— Молчите, ата! И ты, Джумаш! — резко сказала Вера. — Готовьте лучше брезенты. Будем сушить образцы.
Грязь оказалась очень холодной. От соли защипало кожу. Андрей, услышав барахтанье Веры, прохрипел:
— Кого еще нелегкая несет?
— Это я, Андрей!
— Вера Павловна! — удивился Крупнов и заорал: — Чего панику разводите? Марш на берег! Без вас справлюсь!
— Не командуйте! Почему я должна быть на берегу, а вы в трясине? — тоже закричала Вера. — Одному вам трудно будет обвязывать верблюда. Вы просуньте канат Апайке под брюхо, а я с другой стороны схвачу его.
— Пожалуй, так ладнее будет, давайте так, — подумав, согласился Андрей. Он был уже около верблюдицы и, ласково приговаривая, гладил ее, успокаивая животное. Апайка смотрела на него тоскливыми глазами и по-человечески вздыхала. Вера добралась до верблюдицы с другой стороны и сказала:
— Я готова. Просовывайте канат.
— Вот еще что, — строго предупредил Андрей, — если Апайка начнет биться, бросайтесь в сторону. Иначе вам верный каюк, авторитетно заявляю. Ну, начали?
— Начали, — ответила Вера.
Андрюша бултыхнулся в грязь, покопался и закричал свирепо:
— Держи! Держи!..
Лежа на фашине, Вера пошарила под брюхом верблюдицы. Каната не было, он был где-то ниже. А Крупнов кричал:
— Держи!.. Утопить меня хочешь?!..
Вера посмотрела робко на большие пузыри, вскипавшие из глубокой трясины. Они лопались, и тогда отвратительно воняло тухлыми яйцами.

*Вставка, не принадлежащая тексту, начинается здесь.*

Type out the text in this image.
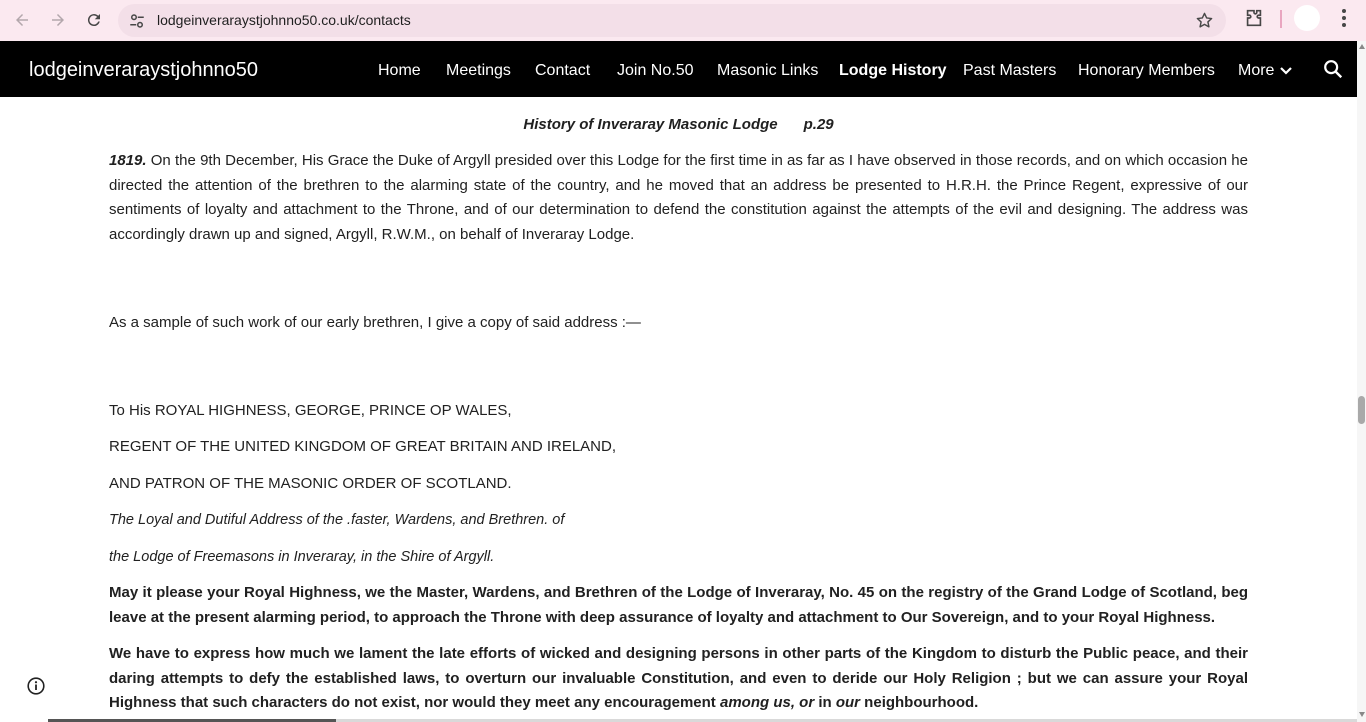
lodgeinveraraystjohnno50.co.uk/contacts
lodgeinveraraystjohnno50	Home Meetings Contact Join No.50 Masonic Links Lodge History Past Masters Honorary Members More
History of Inveraray Masonic Lodge p.29

1819. On the 9th December, His Grace the Duke of Argyll presided over this Lodge for the first time in as far as I have observed in those records, and on which occasion he directed the attention of the brethren to the alarming state of the country, and he moved that an address be presented to H.R.H. the Prince Regent, expressive of our sentiments of loyalty and attachment to the Throne, and of our determination to defend the constitution against the attempts of the evil and designing. The address was accordingly drawn up and signed, Argyll, R.W.M., on behalf of Inveraray Lodge.

As a sample of such work of our early brethren, I give a copy of said address :—

To His ROYAL HIGHNESS, GEORGE, PRINCE OP WALES,

REGENT OF THE UNITED KINGDOM OF GREAT BRITAIN AND IRELAND,

AND PATRON OF THE MASONIC ORDER OF SCOTLAND.

The Loyal and Dutiful Address of the .faster, Wardens, and Brethren. of

the Lodge of Freemasons in Inveraray, in the Shire of Argyll.

May it please your Royal Highness, we the Master, Wardens, and Brethren of the Lodge of Inveraray, No. 45 on the registry of the Grand Lodge of Scotland, beg leave at the present alarming period, to approach the Throne with deep assurance of loyalty and attachment to Our Sovereign, and to your Royal Highness.

We have to express how much we lament the late efforts of wicked and designing persons in other parts of the Kingdom to disturb the Public peace, and their daring attempts to defy the established laws, to overturn our invaluable Constitution, and even to deride our Holy Religion ; but we can assure your Royal Highness that such characters do not exist, nor would they meet any encouragement among us, or in our neighbourhood.
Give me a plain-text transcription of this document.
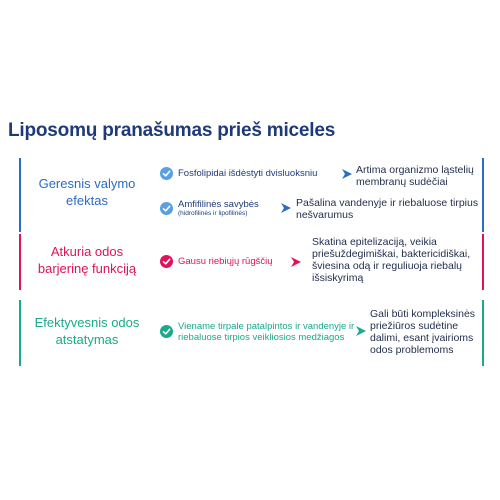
Liposomų pranašumas prieš miceles
Geresnis valymo efektas
Fosfolipidai išdėstyti dvisluoksniu	Artima organizmo ląstelių membranų sudėčiai
Amfifilinės savybės
(hidrofilinės ir lipofilinės)
Pašalina vandenyje ir riebaluose tirpius nešvarumus
Atkuria odos barjerinę funkciją	Gausu riebiųjų rūgščių
Skatina epitelizaciją, veikia priešuždegimiškai, baktericidiškai, šviesina odą ir reguliuoja riebalų išsiskyrimą
Efektyvesnis odos atstatymas
Viename tirpale patalpintos ir vandenyje ir riebaluose tirpios veikliosios medžiagos
Gali būti kompleksinės priežiūros sudėtine dalimi, esant įvairioms odos problemoms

— Черт!.. Зачем бралась, когда не можешь? — ругался по ту сторону Андрюша. — Уйди к шуту, я один сделаю!..
Вера набрала в легкие воздуха и скатилась с фашины в топь. Она сразу ушла с головой. Пошарила под брюхом верблюдицы. Нет проклятого каната! А тут еще Апайка, щекотливо вздрогнув, ударила по брюху задней ногой. Бросаться в сторону? А канат? Зловонная жижа лезла в ноздри, в рот, глаза зажгло, как растравленную рану, от удушья ломило грудь и заболело в ушах. Она нырнула еще глубже — и поймала канат. Хватаясь за шерсть Апайки, вынырнула, жадно глотнула воздух и крикнула ликующе:
— Вот он, передаю!
Она перекинула конец каната Андрюше. Тот захлестнул его в петлю.
— Андрюшечка, милый, крикните, чтобы нас вытаскивали поскорее, — жалобно и неразборчиво, ляская зубами, сказала Вера. — Я совсем закоченела.

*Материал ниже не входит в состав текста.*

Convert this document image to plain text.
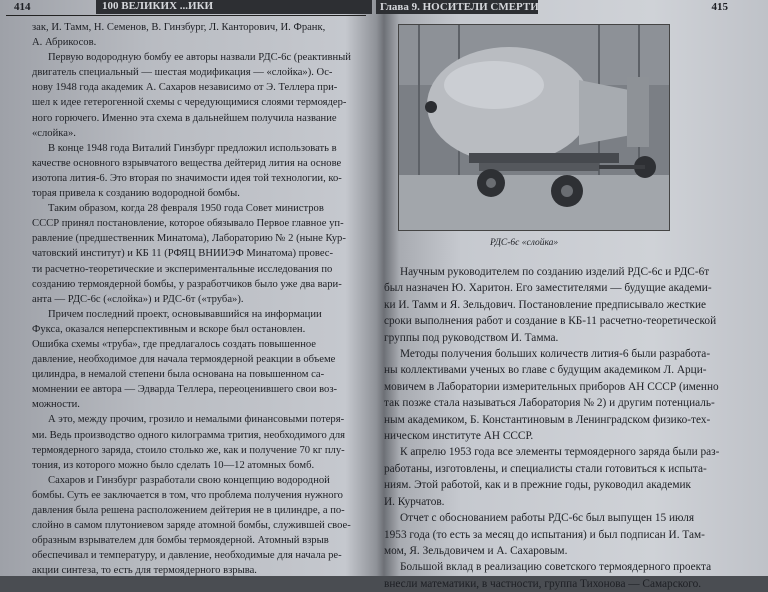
414	100 ВЕЛИКИХ ...ИКИ
зак, И. Тамм, Н. Семенов, В. Гинзбург, Л. Канторович, И. Франк,
А. Абрикосов.
Первую водородную бомбу ее авторы назвали РДС-6с (реактивный
двигатель специальный — шестая модификация — «слойка»). Ос-
нову 1948 года академик А. Сахаров независимо от Э. Теллера при-
шел к идее гетерогенной схемы с чередующимися слоями термоядер-
ного горючего. Именно эта схема в дальнейшем получила название
«слойка».
В конце 1948 года Виталий Гинзбург предложил использовать в
качестве основного взрывчатого вещества дейтерид лития на основе
изотопа лития-6. Это вторая по значимости идея той технологии, ко-
торая привела к созданию водородной бомбы.
Таким образом, когда 28 февраля 1950 года Совет министров
СССР принял постановление, которое обязывало Первое главное уп-
равление (предшественник Минатома), Лабораторию № 2 (ныне Кур-
чатовский институт) и КБ 11 (РФЯЦ ВНИИЭФ Минатома) провес-
ти расчетно-теоретические и экспериментальные исследования по
созданию термоядерной бомбы, у разработчиков было уже два вари-
анта — РДС-6с («слойка») и РДС-6т («труба»).
Причем последний проект, основывавшийся на информации
Фукса, оказался неперспективным и вскоре был остановлен.
Ошибка схемы «труба», где предлагалось создать повышенное
давление, необходимое для начала термоядерной реакции в объеме
цилиндра, в немалой степени была основана на повышенном са-
момнении ее автора — Эдварда Теллера, переоценившего свои воз-
можности.
А это, между прочим, грозило и немалыми финансовыми потеря-
ми. Ведь производство одного килограмма трития, необходимого для
термоядерного заряда, стоило столько же, как и получение 70 кг плу-
тония, из которого можно было сделать 10—12 атомных бомб.
Сахаров и Гинзбург разработали свою концепцию водородной
бомбы. Суть ее заключается в том, что проблема получения нужного
давления была решена расположением дейтерия не в цилиндре, а по-
слойно в самом плутониевом заряде атомной бомбы, служившей свое-
образным взрывателем для бомбы термоядерной. Атомный взрыв
обеспечивал и температуру, и давление, необходимые для начала ре-
акции синтеза, то есть для термоядерного взрыва.
Глава 9. НОСИТЕЛИ СМЕРТИ	415
РДС-6с «слойка»
Научным руководителем по созданию изделий РДС-6с и РДС-6т
был назначен Ю. Харитон. Его заместителями — будущие академи-
ки И. Тамм и Я. Зельдович. Постановление предписывало жесткие
сроки выполнения работ и создание в КБ-11 расчетно-теоретической
группы под руководством И. Тамма.
Методы получения больших количеств лития-6 были разработа-
ны коллективами ученых во главе с будущим академиком Л. Арци-
мовичем в Лаборатории измерительных приборов АН СССР (именно
так позже стала называться Лаборатория № 2) и другим потенциаль-
ным академиком, Б. Константиновым в Ленинградском физико-тех-
ническом институте АН СССР.
К апрелю 1953 года все элементы термоядерного заряда были раз-
работаны, изготовлены, и специалисты стали готовиться к испыта-
ниям. Этой работой, как и в прежние годы, руководил академик
И. Курчатов.
Отчет с обоснованием работы РДС-6с был выпущен 15 июля
1953 года (то есть за месяц до испытания) и был подписан И. Там-
мом, Я. Зельдовичем и А. Сахаровым.
Большой вклад в реализацию советского термоядерного проекта
внесли математики, в частности, группа Тихонова — Самарского.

Андрей крикнул. Верблюды на берегу поволокли утопавшую, а заодно и людей…
Почувствовав твердую почву, Апайка вскочила, встряхнулась по-собачьи и бросилась к верблюжонку…
* * *
Вера лежала в изнеможении на спине, закрыв глаза сгибом локтя, и запоздало плакала от пережитого испуга. Кто-то осторожно тронул ее руку. Она сняла с лица локоть и увидела Кирпичникова, сидевшего на корточках. За его спиной стоял Джумаш и смотрел на Веру испуганными глазами.
— Ах вы девчонка, глупая девчонка, — ласково покачал головой Кирпичников. — Зачем вы полезли не в свое дело?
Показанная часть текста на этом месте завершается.